Florence and surrounding Lane County (pop. 338,000) rose from No. 30 in the last study, conducted in 1999, thanks to a better ambience and local economy. Its only drawback: a higher-than-average crime rate.
Florida retains two spots in the top 10: No. 4 Melbourne-Palm Bay and No. 9 Daytona Beach. But editor David Savageau sees “a slow but perceptible slide (in) retirement appeal because of population growth, crime, hurricanes, politics and because boomers view it as their gray-haired parents’ retirement spot.”
Among surprises he found:
* California is back as a retirement destination, retaining its older adults and attracting older newcomers, especially in Coachella Valley. During the 1990s, it exported more older adults than it attracted.
* Tucson, No. 6 overall, is No. 1 in ambience for its historic neighborhoods, good restaurants, performing arts and the great outdoors.
* Las Vegas is becoming too expensive.
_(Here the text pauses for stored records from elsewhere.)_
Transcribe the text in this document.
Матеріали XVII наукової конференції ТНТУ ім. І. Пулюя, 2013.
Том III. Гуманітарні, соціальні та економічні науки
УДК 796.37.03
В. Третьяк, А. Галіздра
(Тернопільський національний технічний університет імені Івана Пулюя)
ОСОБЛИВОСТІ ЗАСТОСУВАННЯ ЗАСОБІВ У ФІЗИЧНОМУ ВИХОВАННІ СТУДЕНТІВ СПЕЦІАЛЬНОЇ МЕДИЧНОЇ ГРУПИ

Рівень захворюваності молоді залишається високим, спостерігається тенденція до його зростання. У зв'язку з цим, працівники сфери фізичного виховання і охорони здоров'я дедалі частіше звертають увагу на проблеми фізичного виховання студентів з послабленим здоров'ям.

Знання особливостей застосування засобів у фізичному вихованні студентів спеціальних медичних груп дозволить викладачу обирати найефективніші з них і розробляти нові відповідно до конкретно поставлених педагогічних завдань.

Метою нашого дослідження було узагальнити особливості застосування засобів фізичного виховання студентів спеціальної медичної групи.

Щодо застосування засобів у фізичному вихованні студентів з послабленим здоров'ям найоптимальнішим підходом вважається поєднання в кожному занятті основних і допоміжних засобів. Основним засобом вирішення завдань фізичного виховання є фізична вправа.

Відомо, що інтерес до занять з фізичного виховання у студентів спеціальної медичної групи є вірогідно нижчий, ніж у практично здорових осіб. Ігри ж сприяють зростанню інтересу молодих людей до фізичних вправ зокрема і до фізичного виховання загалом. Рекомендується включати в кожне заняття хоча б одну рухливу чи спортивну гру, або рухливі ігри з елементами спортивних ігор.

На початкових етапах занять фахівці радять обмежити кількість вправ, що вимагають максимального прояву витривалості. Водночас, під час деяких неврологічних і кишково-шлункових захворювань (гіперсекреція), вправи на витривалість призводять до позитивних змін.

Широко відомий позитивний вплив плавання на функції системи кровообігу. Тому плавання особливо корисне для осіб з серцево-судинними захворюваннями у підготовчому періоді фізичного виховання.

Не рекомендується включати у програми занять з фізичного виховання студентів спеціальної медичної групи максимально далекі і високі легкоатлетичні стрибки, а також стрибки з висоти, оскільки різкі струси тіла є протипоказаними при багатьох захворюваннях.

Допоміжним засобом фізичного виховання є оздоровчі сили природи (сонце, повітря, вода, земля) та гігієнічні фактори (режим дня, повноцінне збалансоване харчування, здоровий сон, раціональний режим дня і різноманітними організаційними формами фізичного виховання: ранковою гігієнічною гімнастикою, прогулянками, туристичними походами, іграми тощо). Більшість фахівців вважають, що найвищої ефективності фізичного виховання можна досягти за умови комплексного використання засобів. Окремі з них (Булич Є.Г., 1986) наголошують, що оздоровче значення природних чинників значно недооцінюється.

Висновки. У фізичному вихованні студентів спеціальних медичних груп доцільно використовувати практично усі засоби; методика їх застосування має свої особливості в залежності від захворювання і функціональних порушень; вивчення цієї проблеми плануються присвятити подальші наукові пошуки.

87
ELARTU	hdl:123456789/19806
Suburban Henderson County dropped from No. 3 in 1999 to No. 53 partly because of rising housing costs.
Other retirement trends:
* Seasonal residences: For example, living in Las Vegas in winter and upper Michigan in summer.
* Serial relocation: Retirees who keep moving, spending perhaps two years in each location, rehabbing a home and selling it at a profit.
* Small-group time-sharing: Households buy a variety of properties and rotate between them.